This upstream PHP bug: http://bugs.php.net/bug.php?id=27421 describes an issue where setting mbstring.func_overload = 7 in a .htaccess file, causes that setting to be set globally for the webserver. This in turn breaks most unicode text operations, possibly hampering other sites hosted by the webserver.
Common Vulnerabilities and Exposures assigned an identifier CVE-2009-0754 to the following vulnerability: Name: CVE-2009-0754 URL: http://cve.mitre.org/cgi-bin/cvename.cgi?name=CVE-2009-0754 Assigned: 20090303 Reference: MLIST:[oss-security] 20090130 CVE Request - php (PHP BZ#27421) Reference: URL: http://www.openwall.com/lists/oss-security/2009/01/30/1 Reference: MLIST:[oss-security] 20090203 Re: CVE Request - php (PHP BZ#27421) Reference: URL: http://www.openwall.com/lists/oss-security/2009/02/03/3 Reference: MLIST:[oss-security] 20090225 Re: CVE Request - php (PHP BZ#27421) Reference: URL: http://www.openwall.com/lists/oss-security/2009/02/25/3 Reference: CONFIRM: http://bugs.php.net/bug.php?id=27421 PHP 4.4.4, 5.1.6, and other versions, when running on Apache, allows local users to modify behavior of other sites hosted on the same web server by modifying the mbstring.func_overload setting within .htaccess, which causes this setting to be applied to other virtual hosts on the same server.
http://cvsweb.php.net/viewvc.cgi/php-src/ext/mbstring/mbstring.c?r1=1.276&r2=1.277
This issue has been addressed in following products: Red Hat Enterprise Linux 5 Via RHSA-2009:0338 https://rhn.redhat.com/errata/RHSA-2009-0338.html
This issue has been addressed in following products: Red Hat Enterprise Linux 3 Red Hat Enterprise Linux 4 Via RHSA-2009:0337 https://rhn.redhat.com/errata/RHSA-2009-0337.html
This issue has been addressed in following products: Red Hat Web Application Stack for RHEL 5 Via RHSA-2009:0350 https://rhn.redhat.com/errata/RHSA-2009-0350.html
(In reply to comment #5) > http://cvsweb.php.net/viewvc.cgi/php-src/ext/mbstring/mbstring.c?r1=1.276&r2=1.277 The patch first appears upstream in 5.2.7.

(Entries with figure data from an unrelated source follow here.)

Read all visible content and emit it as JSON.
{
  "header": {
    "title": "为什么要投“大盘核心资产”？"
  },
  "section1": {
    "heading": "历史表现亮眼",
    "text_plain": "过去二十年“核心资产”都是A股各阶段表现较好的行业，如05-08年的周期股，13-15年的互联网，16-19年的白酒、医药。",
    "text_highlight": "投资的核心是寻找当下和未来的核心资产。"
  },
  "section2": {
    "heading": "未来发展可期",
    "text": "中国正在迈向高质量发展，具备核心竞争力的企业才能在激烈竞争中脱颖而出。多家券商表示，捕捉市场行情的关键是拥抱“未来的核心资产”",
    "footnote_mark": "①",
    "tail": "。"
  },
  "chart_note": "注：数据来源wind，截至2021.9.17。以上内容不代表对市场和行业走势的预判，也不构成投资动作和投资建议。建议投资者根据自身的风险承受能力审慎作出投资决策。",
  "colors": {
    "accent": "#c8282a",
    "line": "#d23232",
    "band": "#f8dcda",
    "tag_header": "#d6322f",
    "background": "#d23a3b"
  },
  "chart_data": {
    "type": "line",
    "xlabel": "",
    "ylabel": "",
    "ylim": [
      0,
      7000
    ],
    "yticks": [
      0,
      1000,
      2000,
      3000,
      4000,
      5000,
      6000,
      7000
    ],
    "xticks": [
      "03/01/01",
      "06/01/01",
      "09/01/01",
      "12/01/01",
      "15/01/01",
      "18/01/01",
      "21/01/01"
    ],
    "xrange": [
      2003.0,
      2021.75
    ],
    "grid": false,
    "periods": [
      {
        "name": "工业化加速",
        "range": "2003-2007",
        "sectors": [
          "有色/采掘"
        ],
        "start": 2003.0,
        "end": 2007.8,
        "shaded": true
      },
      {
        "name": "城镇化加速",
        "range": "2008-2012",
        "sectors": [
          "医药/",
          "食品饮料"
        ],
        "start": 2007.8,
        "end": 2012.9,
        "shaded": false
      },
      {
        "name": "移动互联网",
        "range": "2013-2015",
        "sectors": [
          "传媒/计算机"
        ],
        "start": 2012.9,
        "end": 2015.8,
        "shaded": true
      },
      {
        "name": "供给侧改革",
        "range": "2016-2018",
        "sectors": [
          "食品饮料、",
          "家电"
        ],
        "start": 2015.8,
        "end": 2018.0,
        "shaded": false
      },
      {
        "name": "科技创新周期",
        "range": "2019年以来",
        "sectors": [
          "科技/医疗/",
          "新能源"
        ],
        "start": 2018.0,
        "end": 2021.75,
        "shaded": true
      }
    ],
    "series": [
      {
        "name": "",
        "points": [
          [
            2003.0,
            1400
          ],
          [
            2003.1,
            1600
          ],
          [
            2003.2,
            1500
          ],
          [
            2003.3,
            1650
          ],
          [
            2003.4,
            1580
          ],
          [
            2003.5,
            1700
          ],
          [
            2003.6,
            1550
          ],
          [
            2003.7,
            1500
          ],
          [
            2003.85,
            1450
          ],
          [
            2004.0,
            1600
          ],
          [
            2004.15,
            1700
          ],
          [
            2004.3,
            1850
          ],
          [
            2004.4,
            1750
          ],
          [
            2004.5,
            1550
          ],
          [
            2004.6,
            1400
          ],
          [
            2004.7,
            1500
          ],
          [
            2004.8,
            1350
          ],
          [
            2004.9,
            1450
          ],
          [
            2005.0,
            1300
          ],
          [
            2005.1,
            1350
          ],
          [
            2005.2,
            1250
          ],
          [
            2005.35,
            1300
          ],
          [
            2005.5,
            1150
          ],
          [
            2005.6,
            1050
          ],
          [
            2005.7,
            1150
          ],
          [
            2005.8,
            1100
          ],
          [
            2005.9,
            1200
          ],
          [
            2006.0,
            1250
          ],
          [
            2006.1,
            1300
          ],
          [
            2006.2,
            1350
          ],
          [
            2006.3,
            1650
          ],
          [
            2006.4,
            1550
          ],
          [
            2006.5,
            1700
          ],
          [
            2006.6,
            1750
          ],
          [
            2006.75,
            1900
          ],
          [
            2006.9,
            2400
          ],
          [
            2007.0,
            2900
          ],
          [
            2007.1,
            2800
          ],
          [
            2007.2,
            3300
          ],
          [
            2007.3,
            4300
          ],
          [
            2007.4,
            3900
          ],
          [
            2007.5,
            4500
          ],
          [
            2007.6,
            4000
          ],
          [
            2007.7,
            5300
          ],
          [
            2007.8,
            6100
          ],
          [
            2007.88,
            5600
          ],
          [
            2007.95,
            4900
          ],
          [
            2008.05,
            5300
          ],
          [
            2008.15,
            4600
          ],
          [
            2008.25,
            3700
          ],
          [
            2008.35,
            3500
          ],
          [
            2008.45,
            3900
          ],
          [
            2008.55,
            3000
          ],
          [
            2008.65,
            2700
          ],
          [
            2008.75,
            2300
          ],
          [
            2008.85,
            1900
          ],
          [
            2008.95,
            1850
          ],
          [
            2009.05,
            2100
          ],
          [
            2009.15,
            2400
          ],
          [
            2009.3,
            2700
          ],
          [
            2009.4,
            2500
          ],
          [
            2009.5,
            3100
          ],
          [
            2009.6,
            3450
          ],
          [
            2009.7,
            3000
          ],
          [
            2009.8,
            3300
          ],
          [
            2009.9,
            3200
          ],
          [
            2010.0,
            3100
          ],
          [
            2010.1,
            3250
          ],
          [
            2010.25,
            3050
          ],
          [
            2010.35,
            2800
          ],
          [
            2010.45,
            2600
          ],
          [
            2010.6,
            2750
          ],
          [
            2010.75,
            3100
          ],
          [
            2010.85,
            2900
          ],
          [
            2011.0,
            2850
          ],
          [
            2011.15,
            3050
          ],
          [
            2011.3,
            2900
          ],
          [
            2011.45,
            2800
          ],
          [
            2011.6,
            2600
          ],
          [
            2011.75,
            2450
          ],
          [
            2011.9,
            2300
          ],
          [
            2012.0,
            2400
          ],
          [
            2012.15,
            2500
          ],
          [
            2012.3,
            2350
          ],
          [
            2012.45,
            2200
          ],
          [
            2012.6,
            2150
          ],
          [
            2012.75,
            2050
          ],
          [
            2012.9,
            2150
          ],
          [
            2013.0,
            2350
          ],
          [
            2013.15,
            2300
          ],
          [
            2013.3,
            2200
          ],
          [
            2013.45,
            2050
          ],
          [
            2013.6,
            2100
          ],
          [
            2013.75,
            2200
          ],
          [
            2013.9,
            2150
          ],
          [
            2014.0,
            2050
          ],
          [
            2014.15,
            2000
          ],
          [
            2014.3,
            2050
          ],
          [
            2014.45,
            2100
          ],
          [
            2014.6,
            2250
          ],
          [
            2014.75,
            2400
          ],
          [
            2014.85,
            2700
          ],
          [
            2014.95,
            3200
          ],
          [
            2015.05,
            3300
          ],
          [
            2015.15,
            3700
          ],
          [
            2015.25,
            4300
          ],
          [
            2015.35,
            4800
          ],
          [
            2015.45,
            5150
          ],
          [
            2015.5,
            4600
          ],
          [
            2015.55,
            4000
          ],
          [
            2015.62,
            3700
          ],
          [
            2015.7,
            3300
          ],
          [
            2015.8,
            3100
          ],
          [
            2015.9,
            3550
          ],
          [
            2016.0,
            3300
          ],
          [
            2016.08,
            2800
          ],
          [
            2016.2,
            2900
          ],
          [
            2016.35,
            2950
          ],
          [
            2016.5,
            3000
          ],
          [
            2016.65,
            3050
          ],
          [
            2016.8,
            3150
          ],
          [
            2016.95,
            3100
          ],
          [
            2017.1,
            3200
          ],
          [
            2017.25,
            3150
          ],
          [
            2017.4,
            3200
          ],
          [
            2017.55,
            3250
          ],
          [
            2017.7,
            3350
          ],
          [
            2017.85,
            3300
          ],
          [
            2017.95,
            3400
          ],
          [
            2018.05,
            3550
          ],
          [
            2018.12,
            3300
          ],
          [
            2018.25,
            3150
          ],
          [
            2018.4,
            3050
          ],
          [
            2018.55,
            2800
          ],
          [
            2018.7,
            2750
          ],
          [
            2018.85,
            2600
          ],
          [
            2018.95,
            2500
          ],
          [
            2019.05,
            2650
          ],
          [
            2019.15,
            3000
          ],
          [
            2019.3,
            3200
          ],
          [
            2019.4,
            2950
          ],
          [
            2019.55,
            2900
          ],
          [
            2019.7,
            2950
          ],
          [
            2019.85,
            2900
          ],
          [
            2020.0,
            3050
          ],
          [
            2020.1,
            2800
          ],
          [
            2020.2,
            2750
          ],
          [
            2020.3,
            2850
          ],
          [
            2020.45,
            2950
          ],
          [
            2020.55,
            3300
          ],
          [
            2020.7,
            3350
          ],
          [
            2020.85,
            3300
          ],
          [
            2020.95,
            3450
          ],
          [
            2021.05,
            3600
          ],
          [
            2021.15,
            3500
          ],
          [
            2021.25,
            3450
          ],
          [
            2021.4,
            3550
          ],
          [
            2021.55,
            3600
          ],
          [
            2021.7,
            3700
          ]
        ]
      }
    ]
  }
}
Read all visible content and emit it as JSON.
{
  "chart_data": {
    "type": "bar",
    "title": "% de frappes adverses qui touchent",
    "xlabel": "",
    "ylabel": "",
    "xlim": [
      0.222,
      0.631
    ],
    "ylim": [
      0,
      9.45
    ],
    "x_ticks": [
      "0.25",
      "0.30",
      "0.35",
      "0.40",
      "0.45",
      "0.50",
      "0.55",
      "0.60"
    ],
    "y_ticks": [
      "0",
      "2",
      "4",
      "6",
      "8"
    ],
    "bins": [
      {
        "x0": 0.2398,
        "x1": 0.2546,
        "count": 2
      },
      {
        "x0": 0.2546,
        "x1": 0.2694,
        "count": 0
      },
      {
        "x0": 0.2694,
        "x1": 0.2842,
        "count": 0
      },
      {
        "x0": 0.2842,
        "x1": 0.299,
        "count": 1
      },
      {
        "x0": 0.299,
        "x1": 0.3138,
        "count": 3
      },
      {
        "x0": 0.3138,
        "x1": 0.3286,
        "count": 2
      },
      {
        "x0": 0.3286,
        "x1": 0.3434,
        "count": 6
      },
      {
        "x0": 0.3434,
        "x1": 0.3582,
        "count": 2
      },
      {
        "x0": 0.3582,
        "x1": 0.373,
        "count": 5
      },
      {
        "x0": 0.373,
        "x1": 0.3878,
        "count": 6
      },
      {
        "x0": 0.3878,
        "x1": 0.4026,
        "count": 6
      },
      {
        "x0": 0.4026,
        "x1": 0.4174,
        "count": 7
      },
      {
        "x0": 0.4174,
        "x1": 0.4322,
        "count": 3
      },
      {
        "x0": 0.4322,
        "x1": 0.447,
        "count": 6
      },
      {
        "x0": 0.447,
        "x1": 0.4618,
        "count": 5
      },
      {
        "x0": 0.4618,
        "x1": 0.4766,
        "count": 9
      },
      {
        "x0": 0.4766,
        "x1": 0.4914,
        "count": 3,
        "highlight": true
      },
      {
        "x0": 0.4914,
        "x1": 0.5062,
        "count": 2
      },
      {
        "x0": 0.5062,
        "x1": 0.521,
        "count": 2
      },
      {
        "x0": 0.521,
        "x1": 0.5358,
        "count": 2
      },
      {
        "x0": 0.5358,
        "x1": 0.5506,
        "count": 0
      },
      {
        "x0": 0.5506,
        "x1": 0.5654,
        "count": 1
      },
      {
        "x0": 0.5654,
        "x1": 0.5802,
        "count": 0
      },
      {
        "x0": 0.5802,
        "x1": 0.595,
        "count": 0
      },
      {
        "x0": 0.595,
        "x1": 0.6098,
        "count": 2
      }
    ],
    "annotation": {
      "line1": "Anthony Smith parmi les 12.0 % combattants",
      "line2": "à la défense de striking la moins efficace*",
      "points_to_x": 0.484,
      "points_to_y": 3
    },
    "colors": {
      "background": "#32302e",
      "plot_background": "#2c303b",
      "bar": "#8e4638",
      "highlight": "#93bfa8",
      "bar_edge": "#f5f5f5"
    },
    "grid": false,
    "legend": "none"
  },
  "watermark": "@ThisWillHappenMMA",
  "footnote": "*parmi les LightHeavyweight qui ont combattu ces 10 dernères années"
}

maniadrive-1.2-13.fc10, php-5.2.9-2.fc10 has been pushed to the Fedora 10 stable repository. If problems still persist, please make note of it in this bug report.
maniadrive-1.2-13.fc9, php-5.2.9-2.fc9 has been pushed to the Fedora 9 stable repository. If problems still persist, please make note of it in this bug report.